The right way to understand the potential of unconventional fuels like methane hydrates and tight oil is to closely examine their production rates and their prices. If these fuels can be produced at large scales and profitable prices, they very well might influence geopolitics and economics in the ways that Charles C. Mann speculates in his recent Atlantic cover story. If they cannot, then it truly doesn't matter how much of those resources may exist underground and in the ocean floor.
Unfortunately Mann offers precious little data on price or production rates.
If Mann's data on methane hydrates is correct, then Japan's experiment so far has taken 10 years and $700 million to produce four million cubic feet of gas, which is worth about $16,000 at today's U.S. gas prices, or about $50,000 at today's prices for imported LNG in Japan. At this point, it is an enormously expensive experimental pilot project, and nothing more. We do not yet know when it might be able to recover commercial volumes of gas, or at what rate, or at what price. We have no reason to believe that if commercial quantities are recoverable by 2018 as Japan hopes--which seems incredibly optimistic--that the price of that gas will be competitive with imported LNG.

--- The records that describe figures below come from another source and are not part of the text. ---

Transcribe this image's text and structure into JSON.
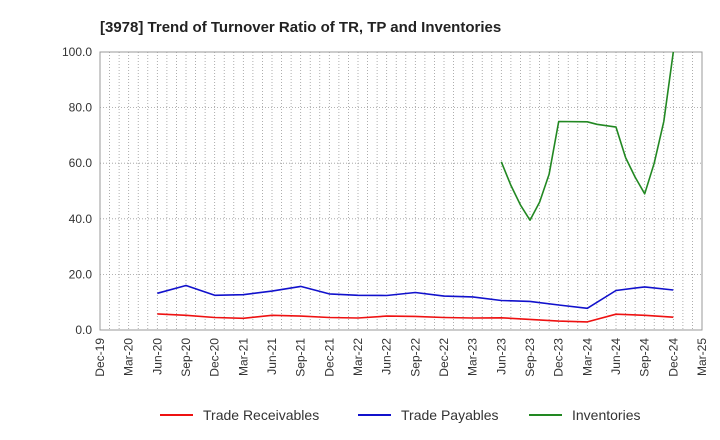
{
  "chart_data": {
    "type": "line",
    "title": "[3978]  Trend of Turnover Ratio of TR, TP and Inventories",
    "xlabel": "",
    "ylabel": "",
    "ylim": [
      0,
      100
    ],
    "y_ticks": [
      "0.0",
      "20.0",
      "40.0",
      "60.0",
      "80.0",
      "100.0"
    ],
    "x_tick_labels": [
      "Dec-19",
      "Mar-20",
      "Jun-20",
      "Sep-20",
      "Dec-20",
      "Mar-21",
      "Jun-21",
      "Sep-21",
      "Dec-21",
      "Mar-22",
      "Jun-22",
      "Sep-22",
      "Dec-22",
      "Mar-23",
      "Jun-23",
      "Sep-23",
      "Dec-23",
      "Mar-24",
      "Jun-24",
      "Sep-24",
      "Dec-24",
      "Mar-25"
    ],
    "grid": true,
    "legend_position": "bottom",
    "series": [
      {
        "name": "Trade Receivables",
        "color": "#ee1111",
        "points": [
          [
            "Jun-20",
            5.8
          ],
          [
            "Sep-20",
            5.3
          ],
          [
            "Dec-20",
            4.5
          ],
          [
            "Mar-21",
            4.2
          ],
          [
            "Jun-21",
            5.3
          ],
          [
            "Sep-21",
            5.0
          ],
          [
            "Dec-21",
            4.5
          ],
          [
            "Mar-22",
            4.3
          ],
          [
            "Jun-22",
            5.0
          ],
          [
            "Sep-22",
            4.9
          ],
          [
            "Dec-22",
            4.5
          ],
          [
            "Mar-23",
            4.3
          ],
          [
            "Jun-23",
            4.4
          ],
          [
            "Sep-23",
            3.8
          ],
          [
            "Dec-23",
            3.2
          ],
          [
            "Mar-24",
            2.9
          ],
          [
            "Jun-24",
            5.7
          ],
          [
            "Sep-24",
            5.3
          ],
          [
            "Dec-24",
            4.6
          ]
        ]
      },
      {
        "name": "Trade Payables",
        "color": "#1111cc",
        "points": [
          [
            "Jun-20",
            13.2
          ],
          [
            "Sep-20",
            16.0
          ],
          [
            "Dec-20",
            12.5
          ],
          [
            "Mar-21",
            12.7
          ],
          [
            "Jun-21",
            14.0
          ],
          [
            "Sep-21",
            15.7
          ],
          [
            "Dec-21",
            13.0
          ],
          [
            "Mar-22",
            12.5
          ],
          [
            "Jun-22",
            12.4
          ],
          [
            "Sep-22",
            13.5
          ],
          [
            "Dec-22",
            12.2
          ],
          [
            "Mar-23",
            11.9
          ],
          [
            "Jun-23",
            10.6
          ],
          [
            "Sep-23",
            10.3
          ],
          [
            "Dec-23",
            9.0
          ],
          [
            "Mar-24",
            7.8
          ],
          [
            "Jun-24",
            14.2
          ],
          [
            "Sep-24",
            15.5
          ],
          [
            "Dec-24",
            14.4
          ]
        ]
      },
      {
        "name": "Inventories",
        "color": "#228822",
        "points": [
          [
            "Jun-23",
            60.5
          ],
          [
            "Jul-23",
            52.0
          ],
          [
            "Aug-23",
            45.0
          ],
          [
            "Sep-23",
            39.5
          ],
          [
            "Oct-23",
            46.0
          ],
          [
            "Nov-23",
            56.0
          ],
          [
            "Dec-23",
            75.0
          ],
          [
            "Mar-24",
            74.9
          ],
          [
            "Apr-24",
            74.0
          ],
          [
            "Jun-24",
            73.0
          ],
          [
            "Jul-24",
            62.0
          ],
          [
            "Aug-24",
            55.0
          ],
          [
            "Sep-24",
            49.0
          ],
          [
            "Oct-24",
            60.0
          ],
          [
            "Nov-24",
            75.0
          ],
          [
            "Dec-24",
            100.0
          ]
        ]
      }
    ]
  }
}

At the same time, we have numerous forecasts projecting that renewables like wind and solar will be competitive with fossil-fueled grid power in most of the developed world by 2020, including much of Asia. For example, a recent report by Citigroup, and another by researchers at Stanford University, among many others. A 2011 report by WWF and Ecofys projects that by 2018, solar PV will be the cheapest way to generate power in much of Asia. If these forecasts--based on more than a decade of real-world cost data for large-scale solar and wind are correct, then there is no reason to believe that gas from Japan's methane hydrate experiment will be able to compete with renewable grid power, which would constitute the largest market for that gas (unless Japan rapidly deploys natural gas vehicles in the interim, which it currently has no economic reason to do).
Mann also offers no data on tight oil production and price, but here are the key facts. In 2012, according to data from the U.S. Energy Information Administration, the U.S. consumed about 18.5 million barrels a day (mb/d) of liquid fuels and produced about 11 mb/d. Only about 7 mb/d of that 11 was actual crude oil, and about 1 mb/d of that was from tight oil. The non-crude liquids the US produced have less energy content than crude, and some of it cannot be made into vehicular fuel.
One cannot easily make a case for incipient U.S. "energy independence" on the basis of 1 mb/d of new tight oil production. A host of dubious assumptions and data distortions underlie the recent energy independence forecasts which I will not delve into here, but I have examined and debunked most of the reports that Mann cites, including those from the IEA (here and here), Ed Morse at Citigroup (here and here), and Leonardo Maugeri.
The progressive substitution of expensive unconventional oil for cheap conventional oil is a fundamental reason why the global price of oil has tripled over the past decade, and will continue to rise. This essential concept--along with the correct definitions of "conventional" and "unconventional"--is lost in Mann's treatment. It's absolutely true that we will never "run out" of oil--there will always be oil resources that are too expensive to produce that will stay in the ground--but since 2004 we have seen the undisputable evidence that affordable oil is slipping away from us, and that the rising price of oil has contributed to the stalling of the global economy. If the world could tolerate $300 a barrel, there might be no reason for concern about future oil supply. But it cannot. As the IEA's executive director recently noted, U.S. oil and gas prices need to go higher (through exports) to "avoid [the] shale boom turning to bust." But prices for refined products like gasoline and diesel are already near the upper limit for American consumers.